Successful Return to Work
Return to work is an important step in the recovery process for many people with bipolar or depression.
Work is not just important financially. It is an key source of self-esteem and purpose, and a place where many people experience a strong sense of community.
For these reasons, return to work is often an extremely important part of recovery from a mood episode, such as a mania or depression. A successful return to work can further stabilize moods and daily rhythms.
In our clinical work, we put a great deal of effort into helping people with the transition back to work, after a period of disability.
Cognitive Functioning May Take Longer to Normalize than Mood
Part of the challenge of returning to work is that cognitive function typically takes longer to return to normal than mood. For most people, many months after mood symptoms resolve, memory, focus and attention will not be quite back to normal.
We’ve taken to using a screening cognitive test, that can track how well a person’s brain function has recovered after a mood episode. On average, after a manic episode, full cognitive function doesn’t return for up to six months, once a person’s mood has stabilized.
Cognitive testing can be an important way of having a realistic sense of expectations about returning to work.
That doesn’t mean that you have to stay off of work for months, but it does mean that you may want to talk to your employer about less challenging work assignments upon your return. Or you may want to return to work on a part-time basis while you get used to the pace of your job.

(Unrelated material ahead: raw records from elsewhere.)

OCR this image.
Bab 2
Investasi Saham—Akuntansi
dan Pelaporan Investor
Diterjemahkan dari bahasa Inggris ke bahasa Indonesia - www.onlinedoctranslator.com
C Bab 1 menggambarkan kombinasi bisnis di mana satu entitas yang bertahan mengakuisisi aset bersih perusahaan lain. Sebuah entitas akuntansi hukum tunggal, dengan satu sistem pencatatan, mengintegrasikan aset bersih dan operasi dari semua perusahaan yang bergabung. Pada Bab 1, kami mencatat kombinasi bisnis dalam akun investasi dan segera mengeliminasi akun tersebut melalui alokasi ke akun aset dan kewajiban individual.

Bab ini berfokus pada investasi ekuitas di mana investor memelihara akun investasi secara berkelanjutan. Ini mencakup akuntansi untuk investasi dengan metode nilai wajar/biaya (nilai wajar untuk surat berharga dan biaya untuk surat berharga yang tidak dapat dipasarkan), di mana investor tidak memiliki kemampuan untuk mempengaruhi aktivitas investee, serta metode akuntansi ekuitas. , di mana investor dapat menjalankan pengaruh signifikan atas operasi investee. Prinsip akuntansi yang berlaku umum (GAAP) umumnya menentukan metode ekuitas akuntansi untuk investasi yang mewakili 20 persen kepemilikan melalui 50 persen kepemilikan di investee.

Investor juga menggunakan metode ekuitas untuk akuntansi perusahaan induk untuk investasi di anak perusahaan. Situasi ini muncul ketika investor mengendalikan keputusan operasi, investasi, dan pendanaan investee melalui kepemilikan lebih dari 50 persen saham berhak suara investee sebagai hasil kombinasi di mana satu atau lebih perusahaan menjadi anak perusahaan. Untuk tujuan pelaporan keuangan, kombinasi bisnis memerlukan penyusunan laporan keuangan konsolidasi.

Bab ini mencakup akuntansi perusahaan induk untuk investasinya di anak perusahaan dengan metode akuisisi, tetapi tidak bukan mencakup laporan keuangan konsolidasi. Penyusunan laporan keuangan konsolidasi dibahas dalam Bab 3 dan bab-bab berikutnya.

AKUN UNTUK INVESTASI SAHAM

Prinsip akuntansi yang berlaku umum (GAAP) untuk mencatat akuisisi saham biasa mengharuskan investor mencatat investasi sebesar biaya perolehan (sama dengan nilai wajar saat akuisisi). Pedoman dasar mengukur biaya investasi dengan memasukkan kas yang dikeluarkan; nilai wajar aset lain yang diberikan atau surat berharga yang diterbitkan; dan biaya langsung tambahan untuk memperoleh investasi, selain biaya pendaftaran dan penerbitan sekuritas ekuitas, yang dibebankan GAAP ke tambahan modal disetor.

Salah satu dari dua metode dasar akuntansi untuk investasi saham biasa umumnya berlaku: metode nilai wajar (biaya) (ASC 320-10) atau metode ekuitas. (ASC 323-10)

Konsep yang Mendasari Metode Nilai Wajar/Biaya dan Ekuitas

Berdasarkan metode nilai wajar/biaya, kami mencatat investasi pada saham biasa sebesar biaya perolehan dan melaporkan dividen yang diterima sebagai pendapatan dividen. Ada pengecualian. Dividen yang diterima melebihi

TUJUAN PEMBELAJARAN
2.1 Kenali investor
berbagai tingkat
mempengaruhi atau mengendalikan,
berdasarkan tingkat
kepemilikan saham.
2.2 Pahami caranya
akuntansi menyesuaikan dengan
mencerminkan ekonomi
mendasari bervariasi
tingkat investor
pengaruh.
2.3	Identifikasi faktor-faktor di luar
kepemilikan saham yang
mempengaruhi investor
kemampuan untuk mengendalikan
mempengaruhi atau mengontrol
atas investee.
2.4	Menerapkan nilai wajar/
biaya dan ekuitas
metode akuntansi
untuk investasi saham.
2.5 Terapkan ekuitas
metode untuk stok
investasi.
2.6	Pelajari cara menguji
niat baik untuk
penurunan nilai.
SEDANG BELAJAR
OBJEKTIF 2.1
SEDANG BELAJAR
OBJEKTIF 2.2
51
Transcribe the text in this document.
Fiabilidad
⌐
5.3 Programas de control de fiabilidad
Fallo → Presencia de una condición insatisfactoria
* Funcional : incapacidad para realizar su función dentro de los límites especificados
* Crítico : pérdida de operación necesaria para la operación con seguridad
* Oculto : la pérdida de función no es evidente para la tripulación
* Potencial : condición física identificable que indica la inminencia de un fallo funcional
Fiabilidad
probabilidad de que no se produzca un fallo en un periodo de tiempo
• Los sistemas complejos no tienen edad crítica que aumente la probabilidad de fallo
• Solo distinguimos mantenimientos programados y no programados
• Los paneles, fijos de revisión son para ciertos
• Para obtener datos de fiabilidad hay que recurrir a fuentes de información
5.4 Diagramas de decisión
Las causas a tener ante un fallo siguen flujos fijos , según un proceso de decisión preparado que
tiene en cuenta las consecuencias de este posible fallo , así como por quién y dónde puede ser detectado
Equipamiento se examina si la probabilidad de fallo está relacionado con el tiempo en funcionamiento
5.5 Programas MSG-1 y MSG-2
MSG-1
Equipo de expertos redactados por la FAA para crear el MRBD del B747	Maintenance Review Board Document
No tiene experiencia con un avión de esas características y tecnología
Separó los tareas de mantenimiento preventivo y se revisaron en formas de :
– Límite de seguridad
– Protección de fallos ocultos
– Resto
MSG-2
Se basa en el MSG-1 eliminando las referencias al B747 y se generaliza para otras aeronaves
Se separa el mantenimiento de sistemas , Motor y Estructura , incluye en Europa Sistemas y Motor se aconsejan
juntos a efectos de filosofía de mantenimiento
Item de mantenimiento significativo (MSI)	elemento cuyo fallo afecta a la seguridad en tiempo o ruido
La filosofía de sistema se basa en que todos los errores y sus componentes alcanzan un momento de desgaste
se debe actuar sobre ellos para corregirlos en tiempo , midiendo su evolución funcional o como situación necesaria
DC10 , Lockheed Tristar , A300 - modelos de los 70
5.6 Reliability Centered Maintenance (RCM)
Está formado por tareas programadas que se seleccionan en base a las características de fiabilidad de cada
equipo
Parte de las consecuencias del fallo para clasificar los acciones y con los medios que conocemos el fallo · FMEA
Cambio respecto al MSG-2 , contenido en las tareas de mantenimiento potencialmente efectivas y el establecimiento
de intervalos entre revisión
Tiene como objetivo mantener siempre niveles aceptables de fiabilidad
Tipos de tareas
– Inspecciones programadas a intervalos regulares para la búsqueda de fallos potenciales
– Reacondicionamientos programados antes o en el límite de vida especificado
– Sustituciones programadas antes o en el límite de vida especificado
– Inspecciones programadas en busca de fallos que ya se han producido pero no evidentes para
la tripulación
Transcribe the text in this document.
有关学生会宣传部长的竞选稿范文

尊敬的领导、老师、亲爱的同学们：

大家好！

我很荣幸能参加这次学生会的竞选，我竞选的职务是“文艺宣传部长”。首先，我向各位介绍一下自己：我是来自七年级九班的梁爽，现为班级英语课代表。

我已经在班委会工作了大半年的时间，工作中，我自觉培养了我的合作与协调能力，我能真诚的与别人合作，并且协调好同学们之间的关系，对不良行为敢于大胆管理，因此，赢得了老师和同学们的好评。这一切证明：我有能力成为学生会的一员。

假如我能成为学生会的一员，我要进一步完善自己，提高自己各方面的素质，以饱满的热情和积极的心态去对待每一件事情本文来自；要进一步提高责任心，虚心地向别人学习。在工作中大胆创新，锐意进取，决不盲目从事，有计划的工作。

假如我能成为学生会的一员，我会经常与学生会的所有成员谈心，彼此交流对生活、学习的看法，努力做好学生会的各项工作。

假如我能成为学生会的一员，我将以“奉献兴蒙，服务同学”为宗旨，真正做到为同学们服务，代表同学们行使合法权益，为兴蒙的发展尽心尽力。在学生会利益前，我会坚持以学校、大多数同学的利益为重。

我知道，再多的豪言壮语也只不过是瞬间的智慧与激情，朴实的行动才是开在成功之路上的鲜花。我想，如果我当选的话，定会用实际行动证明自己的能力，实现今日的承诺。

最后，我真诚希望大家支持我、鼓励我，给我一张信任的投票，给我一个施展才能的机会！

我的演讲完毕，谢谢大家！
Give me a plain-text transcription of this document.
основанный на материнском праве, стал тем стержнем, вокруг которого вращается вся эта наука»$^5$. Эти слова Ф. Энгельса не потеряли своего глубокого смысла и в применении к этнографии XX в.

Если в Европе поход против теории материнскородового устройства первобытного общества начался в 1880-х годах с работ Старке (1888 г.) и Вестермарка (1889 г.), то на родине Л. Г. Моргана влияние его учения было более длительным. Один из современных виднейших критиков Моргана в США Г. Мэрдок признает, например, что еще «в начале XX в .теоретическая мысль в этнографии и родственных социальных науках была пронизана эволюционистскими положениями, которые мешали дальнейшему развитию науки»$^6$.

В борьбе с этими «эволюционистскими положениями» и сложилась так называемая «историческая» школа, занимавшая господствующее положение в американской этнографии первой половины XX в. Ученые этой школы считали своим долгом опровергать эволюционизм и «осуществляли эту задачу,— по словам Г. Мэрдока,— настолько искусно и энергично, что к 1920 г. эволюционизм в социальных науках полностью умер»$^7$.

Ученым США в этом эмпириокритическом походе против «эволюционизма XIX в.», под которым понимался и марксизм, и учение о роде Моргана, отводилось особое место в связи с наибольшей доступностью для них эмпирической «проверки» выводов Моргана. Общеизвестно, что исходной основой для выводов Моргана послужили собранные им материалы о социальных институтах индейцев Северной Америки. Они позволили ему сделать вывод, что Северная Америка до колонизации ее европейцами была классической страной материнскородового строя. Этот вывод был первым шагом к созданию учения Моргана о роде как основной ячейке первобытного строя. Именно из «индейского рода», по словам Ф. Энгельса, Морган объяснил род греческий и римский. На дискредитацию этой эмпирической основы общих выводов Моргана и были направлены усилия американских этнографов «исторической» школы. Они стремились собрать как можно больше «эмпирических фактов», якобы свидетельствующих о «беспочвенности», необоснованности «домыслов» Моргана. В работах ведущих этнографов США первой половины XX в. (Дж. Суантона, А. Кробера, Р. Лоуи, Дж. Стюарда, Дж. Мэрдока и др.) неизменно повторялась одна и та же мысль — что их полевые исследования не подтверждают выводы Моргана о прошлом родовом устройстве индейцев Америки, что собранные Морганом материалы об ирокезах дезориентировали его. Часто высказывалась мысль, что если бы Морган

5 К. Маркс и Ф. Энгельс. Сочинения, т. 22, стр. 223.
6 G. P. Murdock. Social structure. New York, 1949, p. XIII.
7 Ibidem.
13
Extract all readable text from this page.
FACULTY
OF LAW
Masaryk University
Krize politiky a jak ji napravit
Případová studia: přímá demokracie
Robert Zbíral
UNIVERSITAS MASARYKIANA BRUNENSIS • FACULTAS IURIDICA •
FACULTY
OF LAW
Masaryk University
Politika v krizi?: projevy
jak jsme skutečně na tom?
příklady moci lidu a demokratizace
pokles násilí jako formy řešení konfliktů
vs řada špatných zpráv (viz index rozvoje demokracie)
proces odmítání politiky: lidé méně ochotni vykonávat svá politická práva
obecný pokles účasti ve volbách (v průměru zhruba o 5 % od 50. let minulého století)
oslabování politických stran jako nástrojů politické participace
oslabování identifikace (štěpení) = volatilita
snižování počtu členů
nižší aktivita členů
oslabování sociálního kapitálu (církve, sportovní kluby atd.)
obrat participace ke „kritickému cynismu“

If you are concerned about your performance, or if you have a sense that your job was at risk when you left on disability leave, returning to part-time work may be essential.
Another aspect of returning to work involves dealing with some of the upsets or negative feelings that may have developed as a result of the fact that most people don’t leave work on disability without some problems having been pretty apparent at work for a while. Here’s where a mental health professional can really help, by helping to provide an explanation for what was going on, and helping you to explain to your boss about how your moods were affecting your performance.
It’s often perplexing to us why it is that employers feel that there is a “on/off” switch, that distinguishes between a period of disability and a period of being able to work. As a psychiatrist, I am sometimes called upon to write a letter that says that a person is “medically cleared” to return to work. But this notion of recovery from an episode of depression or mania as something that happens all at once is foolish. People recover gradually, and returning to work, at least part time, is an important part of that recovery. For that reason, sensible employers will recognize that a part-time return to work, or a return to work with a change in responsibilities, is the best way of helping their employee.